Integrate $\int\frac{x^4}{\sqrt{a^2-x^2}} \, dx$ using trigonometric substitution
Ok, so it's been a really long time since I've done a problem like this but after doing a little bit o studying, this is how far I've gotten.
$$\int\frac{x^4}{\sqrt{a^2-x^2}}\,dx$$
Focusing on the denominator and using a triangle, I found that $\sin\theta=\frac{x}{a}$, therefore $x=a\sin\theta$ and $dx=a\cos\theta \, d\theta$
Plugging this into the given problem, I got $\int\frac{x^4}{\sqrt{a^2-x^2}}\, dx$ ${}= \int\frac{a^4 \sin^4\theta}{a\cos\theta}\cdot a\cos\theta \, d \theta $= $a^4\int (\sin^4 \theta ) \, d \theta$
Since $\sin^2\theta=\frac{1-\cos2\theta}{2}$, I can say
$$a^4\int (\sin^4 \theta \,d \theta =a^4\int\frac{1-2\cos2\theta+\cos^22\theta}{4}\,)d\theta$$ Pulling out the 4 from the denominator and substituting $\cos^22\theta=1-\sin^22\theta$, I get
$$\frac{a^4}{4} \int({1-2\cos2\theta+1-\sin^22\theta})\, d\theta=\frac{a^4}{4}\int({2-2\cos2\theta-\sin^22\theta}) \, d\theta$$
Substituting $\sin^22\theta for \frac{1-\cos4\theta}{2}$ gets me
$$\frac{a^4}{4}\int(2-2\cos2\theta-\frac{1-\cos4\theta}{2})d\theta=\frac{a^4}{8}\int(4-4\cos2\theta-1+\cos4\theta) \, d\theta=\frac{a^4}{8}\int(3-4 \cos2\theta + \cos4\theta)\, d\theta$$
$$=\frac{a^4}{8}[3\theta-\frac{4\sin2\theta}{2}+\frac{\sin4\theta}{4}]+C$$
From here, there are some substitutions that we must do.

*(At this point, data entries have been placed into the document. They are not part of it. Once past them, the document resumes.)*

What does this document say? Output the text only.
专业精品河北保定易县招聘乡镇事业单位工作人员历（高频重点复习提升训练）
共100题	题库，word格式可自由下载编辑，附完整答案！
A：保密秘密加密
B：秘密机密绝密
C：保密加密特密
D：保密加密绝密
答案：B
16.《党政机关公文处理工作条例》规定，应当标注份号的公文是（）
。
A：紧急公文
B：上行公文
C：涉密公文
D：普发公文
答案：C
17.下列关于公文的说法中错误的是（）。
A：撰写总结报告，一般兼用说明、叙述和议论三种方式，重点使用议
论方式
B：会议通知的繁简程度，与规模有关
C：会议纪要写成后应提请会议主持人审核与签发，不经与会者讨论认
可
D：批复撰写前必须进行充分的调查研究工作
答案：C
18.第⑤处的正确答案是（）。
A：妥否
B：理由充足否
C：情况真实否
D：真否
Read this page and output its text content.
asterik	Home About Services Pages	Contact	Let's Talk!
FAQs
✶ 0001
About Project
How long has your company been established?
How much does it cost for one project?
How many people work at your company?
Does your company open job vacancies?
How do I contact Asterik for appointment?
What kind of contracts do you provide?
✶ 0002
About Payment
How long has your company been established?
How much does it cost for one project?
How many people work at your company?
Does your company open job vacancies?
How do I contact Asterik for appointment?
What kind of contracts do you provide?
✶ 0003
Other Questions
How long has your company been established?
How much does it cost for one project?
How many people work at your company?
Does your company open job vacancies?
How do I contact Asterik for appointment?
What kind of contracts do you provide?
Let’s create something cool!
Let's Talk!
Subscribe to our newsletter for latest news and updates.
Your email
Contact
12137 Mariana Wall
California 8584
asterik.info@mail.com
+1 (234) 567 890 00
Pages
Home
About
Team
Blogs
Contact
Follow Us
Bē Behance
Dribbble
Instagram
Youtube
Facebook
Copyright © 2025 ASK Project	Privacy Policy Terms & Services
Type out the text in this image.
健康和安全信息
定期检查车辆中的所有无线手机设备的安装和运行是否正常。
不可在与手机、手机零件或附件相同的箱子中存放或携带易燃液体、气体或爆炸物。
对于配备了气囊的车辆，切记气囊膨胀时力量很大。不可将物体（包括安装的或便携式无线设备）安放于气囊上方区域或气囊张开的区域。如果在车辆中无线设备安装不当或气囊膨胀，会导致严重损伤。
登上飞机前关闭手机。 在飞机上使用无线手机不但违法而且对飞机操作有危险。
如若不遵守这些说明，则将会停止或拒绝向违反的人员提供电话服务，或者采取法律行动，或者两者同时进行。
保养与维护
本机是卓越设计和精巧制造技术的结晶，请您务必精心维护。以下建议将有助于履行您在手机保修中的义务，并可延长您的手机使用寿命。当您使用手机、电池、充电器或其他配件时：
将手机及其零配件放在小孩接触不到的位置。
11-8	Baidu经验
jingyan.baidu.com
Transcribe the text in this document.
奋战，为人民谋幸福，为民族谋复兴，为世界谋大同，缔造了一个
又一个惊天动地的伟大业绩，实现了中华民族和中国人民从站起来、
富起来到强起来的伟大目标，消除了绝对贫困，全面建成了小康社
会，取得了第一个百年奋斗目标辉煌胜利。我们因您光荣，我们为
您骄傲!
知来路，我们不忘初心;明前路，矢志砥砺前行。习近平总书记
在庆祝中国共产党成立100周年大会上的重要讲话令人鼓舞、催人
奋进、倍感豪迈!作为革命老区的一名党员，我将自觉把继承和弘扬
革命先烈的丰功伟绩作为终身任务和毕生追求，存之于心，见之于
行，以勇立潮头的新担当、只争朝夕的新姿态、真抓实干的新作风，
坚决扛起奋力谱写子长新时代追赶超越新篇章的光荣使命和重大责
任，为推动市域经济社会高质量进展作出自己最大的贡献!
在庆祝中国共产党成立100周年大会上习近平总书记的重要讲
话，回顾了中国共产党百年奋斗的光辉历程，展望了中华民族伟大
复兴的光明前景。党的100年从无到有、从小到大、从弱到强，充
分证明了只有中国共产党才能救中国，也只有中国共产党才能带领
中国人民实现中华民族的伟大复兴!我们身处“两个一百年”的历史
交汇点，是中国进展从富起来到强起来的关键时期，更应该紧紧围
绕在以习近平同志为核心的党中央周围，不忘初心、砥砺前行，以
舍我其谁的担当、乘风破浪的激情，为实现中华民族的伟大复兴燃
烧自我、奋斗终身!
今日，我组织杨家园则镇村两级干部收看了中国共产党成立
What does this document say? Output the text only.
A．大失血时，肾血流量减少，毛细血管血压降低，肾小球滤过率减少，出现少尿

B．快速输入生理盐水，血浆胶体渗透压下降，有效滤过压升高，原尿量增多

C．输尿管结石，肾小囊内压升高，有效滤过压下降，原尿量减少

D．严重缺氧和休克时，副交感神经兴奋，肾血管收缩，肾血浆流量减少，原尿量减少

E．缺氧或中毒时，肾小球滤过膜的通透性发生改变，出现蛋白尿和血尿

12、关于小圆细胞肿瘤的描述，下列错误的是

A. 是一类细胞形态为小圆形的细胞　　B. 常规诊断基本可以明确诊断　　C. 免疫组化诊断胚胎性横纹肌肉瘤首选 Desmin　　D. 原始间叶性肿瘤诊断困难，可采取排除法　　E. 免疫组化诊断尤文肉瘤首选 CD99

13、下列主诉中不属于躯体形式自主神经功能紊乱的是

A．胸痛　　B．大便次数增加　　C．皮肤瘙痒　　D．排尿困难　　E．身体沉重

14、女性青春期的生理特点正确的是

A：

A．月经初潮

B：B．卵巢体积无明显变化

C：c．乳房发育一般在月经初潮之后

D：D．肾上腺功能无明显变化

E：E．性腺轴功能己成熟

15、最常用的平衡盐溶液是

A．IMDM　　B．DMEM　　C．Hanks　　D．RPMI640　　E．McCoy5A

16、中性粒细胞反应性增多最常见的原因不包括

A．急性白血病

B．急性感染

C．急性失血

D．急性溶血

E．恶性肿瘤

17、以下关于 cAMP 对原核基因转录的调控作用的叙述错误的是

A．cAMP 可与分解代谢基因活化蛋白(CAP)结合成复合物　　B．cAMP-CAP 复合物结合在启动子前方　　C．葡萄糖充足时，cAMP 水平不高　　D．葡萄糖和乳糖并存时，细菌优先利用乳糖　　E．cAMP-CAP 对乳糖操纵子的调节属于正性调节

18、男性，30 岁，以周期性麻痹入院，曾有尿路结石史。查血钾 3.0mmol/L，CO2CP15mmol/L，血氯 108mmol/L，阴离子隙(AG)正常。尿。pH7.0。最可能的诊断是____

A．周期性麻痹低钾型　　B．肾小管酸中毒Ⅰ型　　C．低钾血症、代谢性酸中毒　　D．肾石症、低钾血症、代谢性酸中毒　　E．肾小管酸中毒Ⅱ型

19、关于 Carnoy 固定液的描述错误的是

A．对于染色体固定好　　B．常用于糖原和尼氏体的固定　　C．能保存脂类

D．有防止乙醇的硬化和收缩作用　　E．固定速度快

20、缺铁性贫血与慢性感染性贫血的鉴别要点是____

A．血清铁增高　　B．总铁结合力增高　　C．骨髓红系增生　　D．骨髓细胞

We know that $sin\theta=\frac{x}{a}$ So, $\theta=sin^{-1}(\frac{x}{a})$
Also, $sin2\theta=2sin\theta cos\theta$=$2*\frac{x}{a}*\frac{\sqrt{x^2-a^2}}{a}$ and $sin4\theta=4cos^3\theta sin\theta-4sin^3\theta cos\theta=4*({\frac{\sqrt{a^2-x^2}}{a}})^3*\frac{x}{a}-4*(\frac{x}{a})^3*\frac{\sqrt{a^2-x^2}}{a}$
Substituting this gives,
$\frac{a^4}{8}[3sin^{-1}\frac{x}{a}-\frac{8x\sqrt{a^2-x^2}}{a^2}+\frac{4x(\sqrt{a^2-x^2}^3}{a^2}-\frac{4x^3\sqrt{a^2-x^2}}{a^2}]+C$
And then finally, $\frac{3a^4}{8}sin^{-1}\frac{x}{a}-\frac{a^2x\sqrt{a^2-x^2}}{2}+\frac{a^2x(\sqrt{a^2-x^2}^3}{2}-\frac{ax^3\sqrt{a^2-x^2}}{2}]+C$
Is this correct? Please critique, comment, and help clarify. I really need to understand this problem.